Against that background, it can be seen that any attempt to maintain the substance of EU law post-Brexit needs to grapple with some difficult and important questions. These are just some.
(a) To what extent will UK courts, in interpreting the “preserved” EU law provisions, be permitted or required to follow post-Brexit decisions of the European Court of Justice on the meaning of those provisions? On the one hand, following such later interpretations amounts to giving continued effect to decisions of the ECJ, and to do so in a situation where the UK will not have been able to argue for its preferred approach before the ECJ. On the other hand, not following them allows divergences to grow between EU and UK law in areas where there might be much to be said for trying to maintain consistency in order to facilitate trade and to avoid UK companies with significant EU exports from the costs of having to comply with two different regimes.
(b) Will those parts of the Treaties that confer directly effective rights be preserved? Removing them would amount to major legal change and would have knock-on implications that would require careful thinking-through; but preserving them (and in particular ones that reflect EU objectives such as non-discrimination) would seem difficult to reconcile with not being in the EU.
(c) Are the fundamental rights and principles set out in the Charter to remain part of UK law, at least in relation to the “preserved” areas of EU law?
(d) Where substantive rights and obligations are retained, to what extent will UK courts be required to interpret them consistently with EU law principles? If they are so required, that would lead to odd results where the principle is one that sits uneasily with our no longer being in the EU. If they are not, that will amount to a substantial but highly uncertain change in the right/obligation supposedly being preserved. (An example here is the EU competition rules, which are interpreted against the background of the objective of completing the single market, resulting in a strict approach to restrictions of parallel imports between Member States; the world of VAT is also full of examples where the meaning of VAT provisions is significantly affected by general EU law principles.)
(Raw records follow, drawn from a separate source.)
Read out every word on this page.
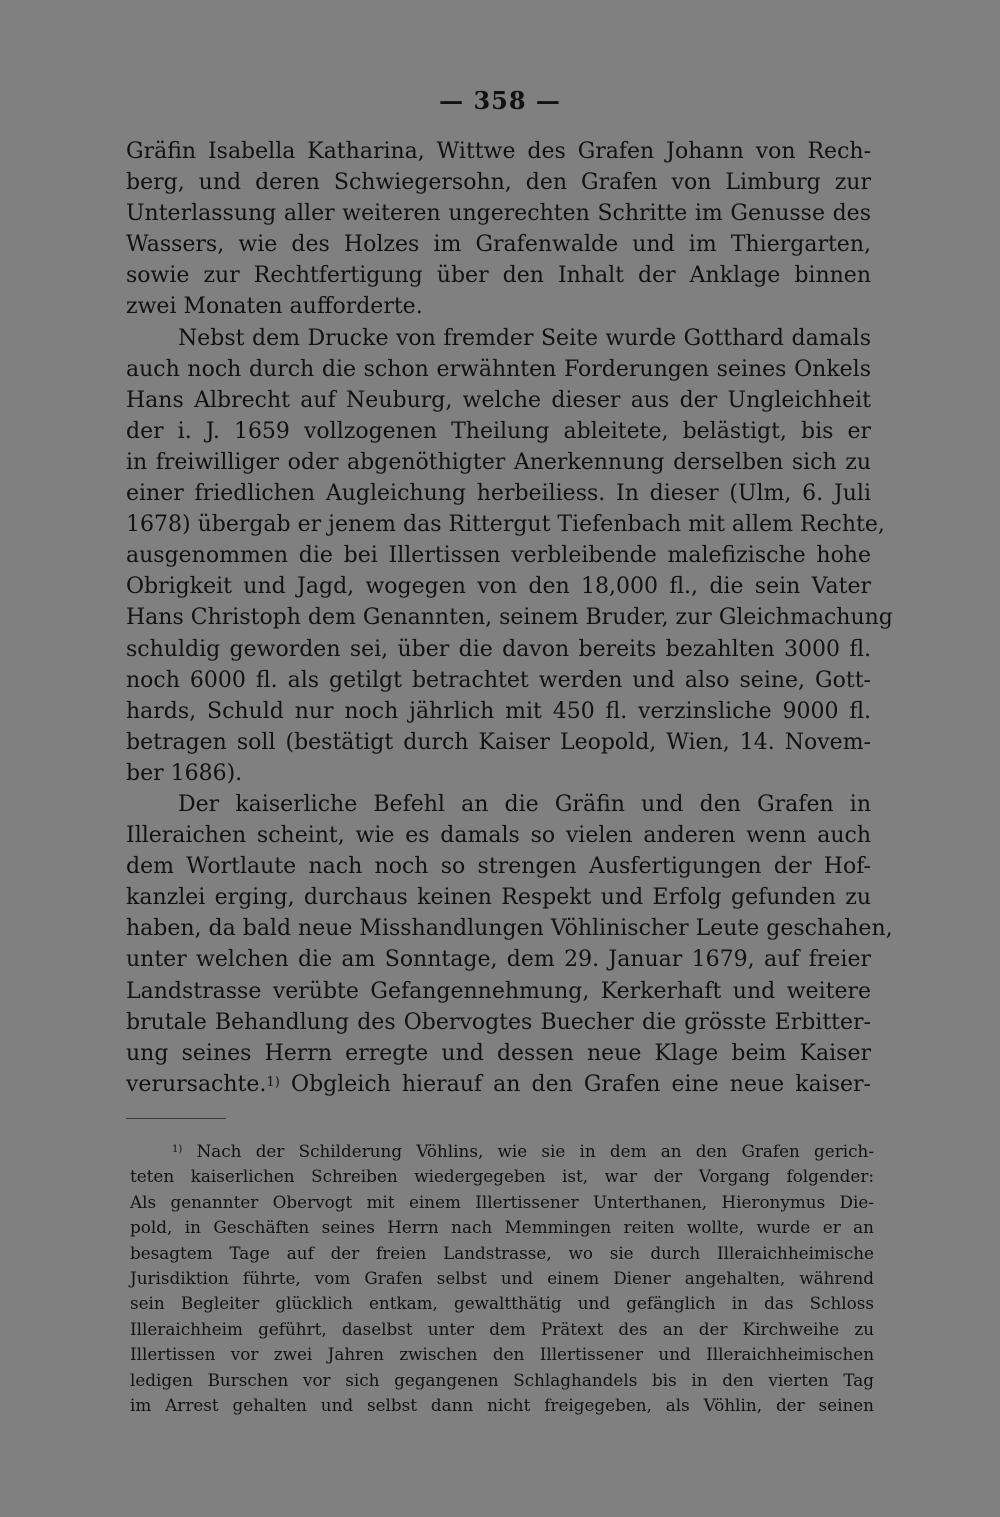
— 358 —
Gräfin Isabella Katharina, Wittwe des Grafen Johann von Rech-
berg, und deren Schwiegersohn, den Grafen von Limburg zur
Unterlassung aller weiteren ungerechten Schritte im Genusse des
Wassers, wie des Holzes im Grafenwalde und im Thiergarten,
sowie zur Rechtfertigung über den Inhalt der Anklage binnen
zwei Monaten aufforderte.
Nebst dem Drucke von fremder Seite wurde Gotthard damals
auch noch durch die schon erwähnten Forderungen seines Onkels
Hans Albrecht auf Neuburg, welche dieser aus der Ungleichheit
der i. J. 1659 vollzogenen Theilung ableitete, belästigt, bis er
in freiwilliger oder abgenöthigter Anerkennung derselben sich zu
einer friedlichen Augleichung herbeiliess. In dieser (Ulm, 6. Juli
1678) übergab er jenem das Rittergut Tiefenbach mit allem Rechte,
ausgenommen die bei Illertissen verbleibende malefizische hohe
Obrigkeit und Jagd, wogegen von den 18,000 fl., die sein Vater
Hans Christoph dem Genannten, seinem Bruder, zur Gleichmachung
schuldig geworden sei, über die davon bereits bezahlten 3000 fl.
noch 6000 fl. als getilgt betrachtet werden und also seine, Gott-
hards, Schuld nur noch jährlich mit 450 fl. verzinsliche 9000 fl.
betragen soll (bestätigt durch Kaiser Leopold, Wien, 14. Novem-
ber 1686).
Der kaiserliche Befehl an die Gräfin und den Grafen in
Illeraichen scheint, wie es damals so vielen anderen wenn auch
dem Wortlaute nach noch so strengen Ausfertigungen der Hof-
kanzlei erging, durchaus keinen Respekt und Erfolg gefunden zu
haben, da bald neue Misshandlungen Vöhlinischer Leute geschahen,
unter welchen die am Sonntage, dem 29. Januar 1679, auf freier
Landstrasse verübte Gefangennehmung, Kerkerhaft und weitere
brutale Behandlung des Obervogtes Buecher die grösste Erbitter-
ung seines Herrn erregte und dessen neue Klage beim Kaiser
verursachte.$^{1)}$ Obgleich hierauf an den Grafen eine neue kaiser-
$^{1)}$ Nach der Schilderung Vöhlins, wie sie in dem an den Grafen gerich-
teten kaiserlichen Schreiben wiedergegeben ist, war der Vorgang folgender:
Als genannter Obervogt mit einem Illertissener Unterthanen, Hieronymus Die-
pold, in Geschäften seines Herrn nach Memmingen reiten wollte, wurde er an
besagtem Tage auf der freien Landstrasse, wo sie durch Illeraichheimische
Jurisdiktion führte, vom Grafen selbst und einem Diener angehalten, während
sein Begleiter glücklich entkam, gewaltthätig und gefänglich in das Schloss
Illeraichheim geführt, daselbst unter dem Prätext des an der Kirchweihe zu
Illertissen vor zwei Jahren zwischen den Illertissener und Illeraichheimischen
ledigen Burschen vor sich gegangenen Schlaghandels bis in den vierten Tag
im Arrest gehalten und selbst dann nicht freigegeben, als Vöhlin, der seinen
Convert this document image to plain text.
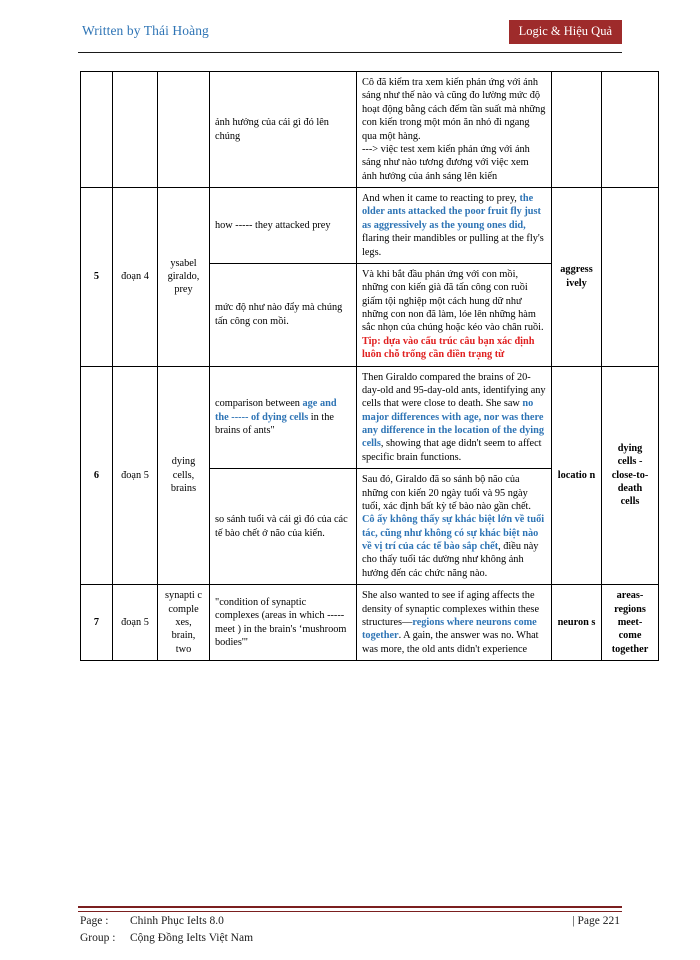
Written by Thái Hoàng	Logic & Hiệu Quả
			ảnh hưởng của cái gì đó lên chúng	Cô đã kiểm tra xem kiến phản ứng với ánh sáng như thế nào và cũng đo lường mức độ hoạt động bằng cách đếm tần suất mà những con kiến trong một món ăn nhỏ đi ngang qua một hàng.

---> việc test xem kiến phản ứng với ánh sáng như nào tương đương với việc xem ảnh hưởng của ánh sáng lên kiến		

5	đoạn 4	ysabel giraldo, prey	how ----- they attacked prey	And when it came to reacting to prey, the older ants attacked the poor fruit fly just as aggressively as the young ones did, flaring their mandibles or pulling at the fly's legs.	aggress ively	
			mức độ như nào đẩy mà chúng tấn công con mồi.	Và khi bắt đầu phản ứng với con mồi, những con kiến già đã tấn công con ruồi giấm tội nghiệp một cách hung dữ như những con non đã làm, lóe lên những hàm sắc nhọn của chúng hoặc kéo vào chân ruồi.

Tip: dựa vào cấu trúc câu bạn xác định luôn chỗ trống cần điền trạng từ		

6	đoạn 5	dying cells, brains	comparison between age and the ----- of dying cells in the
brains of ants"	Then Giraldo compared the brains of 20-day-old and 95-day-old ants, identifying any cells that were close to death. She saw no major differences with age, nor was there any difference in the location of the dying cells, showing that age didn't seem to affect specific brain functions.	locatio n	dying cells - close-to- death cells
			so sánh tuổi và cái gì đó của các tế bào chết ở não của kiến.	Sau đó, Giraldo đã so sánh bộ não của những con kiến 20 ngày tuổi và 95 ngày tuổi, xác định bất kỳ tế bào nào gần chết. Cô ấy không thấy sự khác biệt lớn về tuổi tác, cũng như không có sự khác biệt nào về vị trí của các tế bào sắp chết, điều này cho thấy tuổi tác dường như không ảnh hưởng đến các chức năng nào.		
7	đoạn 5	synapti c comple xes, brain, two	"condition of synaptic complexes (areas in which ----- meet ) in the brain's ‘mushroom bodies'"	She also wanted to see if aging affects the density of synaptic complexes within these structures—regions where neurons come together. A gain, the answer was no. What was more, the old ants didn't experience	neuron s	areas- regions meet- come together
Page : Chinh Phục Ielts 8.0	| Page 221
Group : Cộng Đồng Ielts Việt Nam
(e) Will national rules passed pre-Brexit to implement EU law obligations such as directives still, post-Brexit, be subject to the principle that they are required to be interpreted, if possible, so as to comply with those (no longer existing) obligations? What happens when those EU directives are amended post-Brexit?
(f) Will remedies provided for by EU law (including remedies against the State) be retained?
(g) What is to be done about regimes that give effect to or recognise decisions of EU authorities or other Member States?
(h) What will the continuing effect be of Commission and other EU guidelines and recommendations (a key part of the administration and interpretation of many EU law regimes)? What happens as those guidelines and recommendations develop post-Brexit?
These are only some of the issues that need to be decided. Refusing to decide them would lead to such serious uncertainty that it is hard to see how it would be consistent with the rule of law (and on a more mundane level the uncertainty would harm vital sectors of the UK economy, such as pharmaceuticals, agriculture, telecommunications, and financial services). But deciding them will involve complex and case-by-case analysis of the implications of the different options and, in many cases, important policy choices with a significant impact on business and private citizens. And, as will be clear, these decisions will include decisions about whether UK citizens will continue to have the benefit of various fundamental rights and remedies that they currently enjoy as a matter of EU law.
As my earlier blog (here) pointed out, Parliament will, when it considers the Great Repeal Bill, need to consider carefully the extent to which it is prepared to allow Ministers to take such decisions and how it will scrutinise them when they do: there are profound issues here for the rule of law and for the role of Parliament in determining the basic rights and obligations of the citizen.